Saya perlu menyatakan, bahwa saya bukan ahli pertanian, tapi sebagai anak muda yang berasal dari Sihepeng Raya, saya merasa memiliki kewajiban moral untuk menyuarakan hal ini
” terlebih-lebih persoalan inti dari hal ini adalah gagal panen dan cara mengatasinya adalah bagaimana untuk memperbaiki tanggul di bendungan Batang Angkola,” ujarnya.
Dengan berat hati, saya harus mengatakan kegiatan seremoni seperti yang baru saja dilakukan oleh Wakil Bupati Madina adalah hal yang sangat sia-sia dan tidak bermakna, karena tak menyentuh persoalan para petani khususnya di Sihepeng Raya umumnya di Madina.
Sekali lagi, jika irigasi tak diperhatikan, lalu target ditetapkan dengan angka-angka yang cukup besar, maka target itu hanya akan menjadi utopia atau angan semata.
Kata dia, Bagaimana caranya agar target yang ditetapkan dapat tercapai, perhatikan irigasi perbaiki tanggul dan resiko tentang gagal panen akan terminimalisir.
” Tapi selama hal itu tak diperhatikan maka seremoni akan menjadi sesuatu yang tak memiliki makna dan manfaat sama sekali,” ujarnya.
Disampaikannya, Mengingat perjuangan tokoh masyarakat Sihepeng Raya adalah mencari upaya agar masyarakat petani di Sihepeng Raya tidak lagi mengalami gagal panen seperti yang sering terjadi sebelum-sebelumnya.
Targetkan Hasil Panen Padi per Hektare Capai 7,2 Ton

Pemerintah Kabupaten Mandailing Natal,menargetkan hasil panen padi masyarakata per hektare bisa mencapai 7,2 ton atau meningkat dari tahun sebelumnya yang di posisi 5-6,5 ton.
Demikian disampaikan Wakil Bupati Atika Azmi Utammi Nasution usai mengikuti Gerak Tanam Padi Serentak bersama Presiden Prabowo Subianto.
Pemkab Madina mengikuti kegiatan dari lokasi persawahan Desa Sihepeng, Kecamatan Siabu,Rabu, 23 April 2025.
“Kami menargetkan sampai 7,2 ton per hektare.

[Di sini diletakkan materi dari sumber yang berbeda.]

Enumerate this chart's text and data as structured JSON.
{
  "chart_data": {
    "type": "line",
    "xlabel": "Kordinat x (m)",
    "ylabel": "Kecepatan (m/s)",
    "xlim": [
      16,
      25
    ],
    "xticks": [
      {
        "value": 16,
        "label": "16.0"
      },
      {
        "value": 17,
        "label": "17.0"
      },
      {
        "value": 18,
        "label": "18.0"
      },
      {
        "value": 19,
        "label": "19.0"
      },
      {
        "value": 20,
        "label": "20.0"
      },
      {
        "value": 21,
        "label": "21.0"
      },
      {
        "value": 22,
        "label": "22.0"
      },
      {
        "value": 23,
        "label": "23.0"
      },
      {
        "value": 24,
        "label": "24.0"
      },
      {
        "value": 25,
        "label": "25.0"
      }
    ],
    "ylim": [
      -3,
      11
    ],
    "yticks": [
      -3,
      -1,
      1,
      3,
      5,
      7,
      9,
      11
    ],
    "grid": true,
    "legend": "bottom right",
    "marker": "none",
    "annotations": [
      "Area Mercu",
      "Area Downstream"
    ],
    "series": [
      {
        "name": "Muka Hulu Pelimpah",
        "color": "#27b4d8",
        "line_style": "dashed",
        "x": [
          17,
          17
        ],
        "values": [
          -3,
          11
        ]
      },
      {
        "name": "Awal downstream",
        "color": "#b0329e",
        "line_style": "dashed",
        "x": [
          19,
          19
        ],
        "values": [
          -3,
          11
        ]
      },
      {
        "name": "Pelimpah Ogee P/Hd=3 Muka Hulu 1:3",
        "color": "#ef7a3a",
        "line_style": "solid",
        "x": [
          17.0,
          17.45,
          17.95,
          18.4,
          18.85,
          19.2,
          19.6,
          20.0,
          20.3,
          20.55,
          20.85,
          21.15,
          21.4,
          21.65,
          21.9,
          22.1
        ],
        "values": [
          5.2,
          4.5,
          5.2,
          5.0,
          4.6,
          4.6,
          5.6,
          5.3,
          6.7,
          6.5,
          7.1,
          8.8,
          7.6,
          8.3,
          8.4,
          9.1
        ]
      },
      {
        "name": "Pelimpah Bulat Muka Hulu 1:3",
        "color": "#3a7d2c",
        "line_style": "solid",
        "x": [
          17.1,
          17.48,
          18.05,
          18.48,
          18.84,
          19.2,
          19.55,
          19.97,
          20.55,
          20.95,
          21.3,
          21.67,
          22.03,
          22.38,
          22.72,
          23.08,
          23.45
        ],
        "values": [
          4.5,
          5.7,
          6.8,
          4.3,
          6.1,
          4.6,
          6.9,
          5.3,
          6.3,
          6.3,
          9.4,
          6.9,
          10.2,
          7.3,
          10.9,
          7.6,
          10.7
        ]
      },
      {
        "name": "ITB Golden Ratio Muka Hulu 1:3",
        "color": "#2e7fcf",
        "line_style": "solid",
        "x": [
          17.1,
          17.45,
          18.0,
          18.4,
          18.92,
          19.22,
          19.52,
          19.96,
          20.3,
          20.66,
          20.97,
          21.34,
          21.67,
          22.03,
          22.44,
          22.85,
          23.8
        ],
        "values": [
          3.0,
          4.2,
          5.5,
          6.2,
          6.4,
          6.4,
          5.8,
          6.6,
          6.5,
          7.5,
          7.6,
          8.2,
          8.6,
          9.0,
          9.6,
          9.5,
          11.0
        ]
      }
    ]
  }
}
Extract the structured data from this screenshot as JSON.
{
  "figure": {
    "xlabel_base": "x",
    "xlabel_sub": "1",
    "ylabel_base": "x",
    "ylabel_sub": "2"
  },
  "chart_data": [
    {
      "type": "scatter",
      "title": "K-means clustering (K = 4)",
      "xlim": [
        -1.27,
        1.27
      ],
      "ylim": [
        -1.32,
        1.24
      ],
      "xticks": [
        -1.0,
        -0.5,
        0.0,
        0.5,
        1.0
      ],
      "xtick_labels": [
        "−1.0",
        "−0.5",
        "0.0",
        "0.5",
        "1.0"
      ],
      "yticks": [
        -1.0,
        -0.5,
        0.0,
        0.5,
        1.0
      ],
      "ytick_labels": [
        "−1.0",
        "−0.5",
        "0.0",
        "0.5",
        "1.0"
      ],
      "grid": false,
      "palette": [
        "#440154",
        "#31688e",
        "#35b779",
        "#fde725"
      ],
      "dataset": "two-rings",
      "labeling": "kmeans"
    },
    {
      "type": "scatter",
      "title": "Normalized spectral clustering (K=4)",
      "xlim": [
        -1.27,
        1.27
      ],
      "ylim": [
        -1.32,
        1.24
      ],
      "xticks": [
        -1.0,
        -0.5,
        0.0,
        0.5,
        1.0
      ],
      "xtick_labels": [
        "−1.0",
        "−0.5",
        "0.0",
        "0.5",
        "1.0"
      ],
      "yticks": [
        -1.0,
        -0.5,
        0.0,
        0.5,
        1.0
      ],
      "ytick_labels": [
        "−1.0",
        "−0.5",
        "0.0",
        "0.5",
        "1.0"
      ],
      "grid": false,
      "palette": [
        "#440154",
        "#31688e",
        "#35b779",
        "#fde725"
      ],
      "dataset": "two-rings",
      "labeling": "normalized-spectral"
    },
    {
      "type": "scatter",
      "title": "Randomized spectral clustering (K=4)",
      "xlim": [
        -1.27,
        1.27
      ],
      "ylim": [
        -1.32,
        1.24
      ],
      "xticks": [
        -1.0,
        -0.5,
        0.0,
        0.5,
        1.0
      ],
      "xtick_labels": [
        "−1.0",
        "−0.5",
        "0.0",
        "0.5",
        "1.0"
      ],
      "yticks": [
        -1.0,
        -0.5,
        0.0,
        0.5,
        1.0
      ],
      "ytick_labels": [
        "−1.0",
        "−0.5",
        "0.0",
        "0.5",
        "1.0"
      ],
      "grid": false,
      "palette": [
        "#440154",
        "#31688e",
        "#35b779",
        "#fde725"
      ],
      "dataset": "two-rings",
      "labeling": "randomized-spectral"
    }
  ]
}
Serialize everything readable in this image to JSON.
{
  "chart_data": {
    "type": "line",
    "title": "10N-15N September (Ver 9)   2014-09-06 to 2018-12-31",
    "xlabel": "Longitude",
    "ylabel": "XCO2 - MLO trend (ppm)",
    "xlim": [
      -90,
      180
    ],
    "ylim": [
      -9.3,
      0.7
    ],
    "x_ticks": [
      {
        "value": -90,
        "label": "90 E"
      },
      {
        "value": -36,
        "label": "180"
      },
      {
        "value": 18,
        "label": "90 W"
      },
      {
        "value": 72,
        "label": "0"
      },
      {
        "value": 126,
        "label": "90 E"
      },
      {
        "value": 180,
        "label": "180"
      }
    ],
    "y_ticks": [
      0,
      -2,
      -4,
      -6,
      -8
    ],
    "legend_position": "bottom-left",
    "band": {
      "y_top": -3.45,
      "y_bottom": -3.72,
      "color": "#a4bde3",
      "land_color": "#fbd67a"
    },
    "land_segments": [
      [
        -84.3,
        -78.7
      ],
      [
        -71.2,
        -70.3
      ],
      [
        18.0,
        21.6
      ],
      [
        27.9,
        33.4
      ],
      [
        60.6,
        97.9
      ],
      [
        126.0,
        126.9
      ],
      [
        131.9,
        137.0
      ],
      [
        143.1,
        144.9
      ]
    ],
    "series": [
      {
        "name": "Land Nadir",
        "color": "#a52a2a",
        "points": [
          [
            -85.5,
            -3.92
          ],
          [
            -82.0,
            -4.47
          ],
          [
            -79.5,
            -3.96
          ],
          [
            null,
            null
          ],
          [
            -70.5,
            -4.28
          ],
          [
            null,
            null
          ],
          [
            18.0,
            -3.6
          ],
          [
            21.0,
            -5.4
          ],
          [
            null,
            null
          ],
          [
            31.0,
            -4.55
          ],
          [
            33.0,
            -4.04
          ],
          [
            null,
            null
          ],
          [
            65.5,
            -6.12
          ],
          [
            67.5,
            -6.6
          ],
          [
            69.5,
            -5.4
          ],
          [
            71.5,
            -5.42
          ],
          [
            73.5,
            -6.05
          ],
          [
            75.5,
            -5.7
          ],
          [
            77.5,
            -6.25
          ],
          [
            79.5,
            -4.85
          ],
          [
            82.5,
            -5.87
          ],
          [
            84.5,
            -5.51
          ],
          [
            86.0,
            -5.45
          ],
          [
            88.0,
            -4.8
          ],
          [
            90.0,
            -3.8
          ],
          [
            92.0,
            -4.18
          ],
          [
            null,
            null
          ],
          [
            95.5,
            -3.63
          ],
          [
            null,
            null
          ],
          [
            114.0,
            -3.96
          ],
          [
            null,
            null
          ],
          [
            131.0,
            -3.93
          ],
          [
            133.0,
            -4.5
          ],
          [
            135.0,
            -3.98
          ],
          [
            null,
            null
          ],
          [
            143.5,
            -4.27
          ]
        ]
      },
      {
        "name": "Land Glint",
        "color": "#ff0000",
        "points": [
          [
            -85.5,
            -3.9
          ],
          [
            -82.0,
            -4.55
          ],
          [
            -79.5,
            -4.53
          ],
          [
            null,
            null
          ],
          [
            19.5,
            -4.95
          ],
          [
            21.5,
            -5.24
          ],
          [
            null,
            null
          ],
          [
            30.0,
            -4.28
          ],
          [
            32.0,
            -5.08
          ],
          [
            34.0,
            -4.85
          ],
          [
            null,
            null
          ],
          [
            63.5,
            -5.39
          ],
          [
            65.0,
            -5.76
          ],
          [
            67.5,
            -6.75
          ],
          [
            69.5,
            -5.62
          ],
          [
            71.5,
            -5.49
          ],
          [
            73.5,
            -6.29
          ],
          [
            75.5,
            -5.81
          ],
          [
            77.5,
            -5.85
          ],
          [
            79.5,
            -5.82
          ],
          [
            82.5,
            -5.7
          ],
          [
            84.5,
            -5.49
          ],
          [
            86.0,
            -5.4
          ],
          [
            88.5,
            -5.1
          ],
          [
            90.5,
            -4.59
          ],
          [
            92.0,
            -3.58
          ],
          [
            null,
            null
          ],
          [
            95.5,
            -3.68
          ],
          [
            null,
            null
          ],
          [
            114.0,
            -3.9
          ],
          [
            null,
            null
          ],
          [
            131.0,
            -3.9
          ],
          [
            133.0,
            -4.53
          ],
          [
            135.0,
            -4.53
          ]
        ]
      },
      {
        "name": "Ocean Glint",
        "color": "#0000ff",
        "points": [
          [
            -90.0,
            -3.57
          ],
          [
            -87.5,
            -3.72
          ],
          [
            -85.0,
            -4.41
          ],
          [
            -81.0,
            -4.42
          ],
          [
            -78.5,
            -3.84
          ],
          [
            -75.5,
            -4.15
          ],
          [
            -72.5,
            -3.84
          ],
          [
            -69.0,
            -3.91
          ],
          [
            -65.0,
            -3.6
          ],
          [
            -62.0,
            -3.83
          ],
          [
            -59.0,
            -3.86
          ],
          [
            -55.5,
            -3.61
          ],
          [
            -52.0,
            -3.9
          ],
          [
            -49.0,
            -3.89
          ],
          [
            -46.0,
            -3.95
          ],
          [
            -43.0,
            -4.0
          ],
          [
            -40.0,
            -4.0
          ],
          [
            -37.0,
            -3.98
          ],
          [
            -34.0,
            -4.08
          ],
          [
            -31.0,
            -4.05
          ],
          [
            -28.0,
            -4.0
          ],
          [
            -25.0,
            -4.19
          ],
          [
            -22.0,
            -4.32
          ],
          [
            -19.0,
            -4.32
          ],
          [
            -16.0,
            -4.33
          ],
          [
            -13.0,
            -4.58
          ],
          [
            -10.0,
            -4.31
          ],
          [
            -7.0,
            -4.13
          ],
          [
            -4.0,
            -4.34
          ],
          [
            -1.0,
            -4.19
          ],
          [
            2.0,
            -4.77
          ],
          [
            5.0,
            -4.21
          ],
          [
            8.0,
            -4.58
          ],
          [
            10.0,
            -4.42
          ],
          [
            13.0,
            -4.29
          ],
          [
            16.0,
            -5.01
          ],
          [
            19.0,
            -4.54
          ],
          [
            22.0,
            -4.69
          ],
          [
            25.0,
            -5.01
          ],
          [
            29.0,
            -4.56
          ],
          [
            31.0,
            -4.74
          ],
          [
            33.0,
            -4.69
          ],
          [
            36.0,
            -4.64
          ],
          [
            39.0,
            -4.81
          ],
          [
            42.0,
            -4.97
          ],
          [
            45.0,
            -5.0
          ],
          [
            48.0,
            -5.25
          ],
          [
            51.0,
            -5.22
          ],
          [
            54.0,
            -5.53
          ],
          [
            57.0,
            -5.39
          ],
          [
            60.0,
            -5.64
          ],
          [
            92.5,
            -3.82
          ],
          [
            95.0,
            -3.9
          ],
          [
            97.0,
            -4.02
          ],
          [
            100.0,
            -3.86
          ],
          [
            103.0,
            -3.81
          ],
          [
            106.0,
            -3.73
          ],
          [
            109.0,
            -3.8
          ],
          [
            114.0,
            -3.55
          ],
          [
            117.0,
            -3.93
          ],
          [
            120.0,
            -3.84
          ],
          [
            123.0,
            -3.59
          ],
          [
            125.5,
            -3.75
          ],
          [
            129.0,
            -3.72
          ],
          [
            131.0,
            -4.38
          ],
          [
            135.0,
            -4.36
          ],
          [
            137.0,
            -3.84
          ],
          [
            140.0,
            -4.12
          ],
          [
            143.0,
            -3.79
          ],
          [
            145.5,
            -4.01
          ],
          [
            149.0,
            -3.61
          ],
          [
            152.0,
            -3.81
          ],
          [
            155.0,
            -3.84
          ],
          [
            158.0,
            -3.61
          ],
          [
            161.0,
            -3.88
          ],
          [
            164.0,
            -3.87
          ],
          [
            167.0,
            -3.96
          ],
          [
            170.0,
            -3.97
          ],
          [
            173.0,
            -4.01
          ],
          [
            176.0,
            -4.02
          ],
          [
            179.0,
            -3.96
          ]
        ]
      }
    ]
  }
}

Ini target, ya, posisi hari ini masih di kisaran 5-6,5 ton,” kata wabup.
Ketercapaian target tersebut akan membawa Madina mencapai swasembada beras sekaligus menjadi pemasok bagi daerah lain. “Saat ini Madina sudah swasembada beras,” jelas Wabup Atika.

Wabup Madina berharap, kolaborasi yang baik dengan Bulog, TNI dan Polri, bisa mendukung serapan gabah sesuai dengan instruksi pemerintah pusat, termasuk harga di tingkat petani.
Untuk diketahui, tanam awal padi di Madina di lakukan di atas hamparan 25 hektare persawahan yang merupakan bagian dari program optimalisasi lahan rawa.
Kegiatan ini turut dihadiri Dandim 0212/TS Letkol Arm Delli Yudha Adi Nurcahyo, unsur Forkopincam, Kepala BRMP Sumatera Utara Dr. Khadijah EL Ramija, S.Pi, M.P, perwakilan Ditjenbun Dwimas Suryanata Nugraha, S.H, M.H, dan beberapa kepala OPD Pemkab Madina.( Info/WhatsApp/Far).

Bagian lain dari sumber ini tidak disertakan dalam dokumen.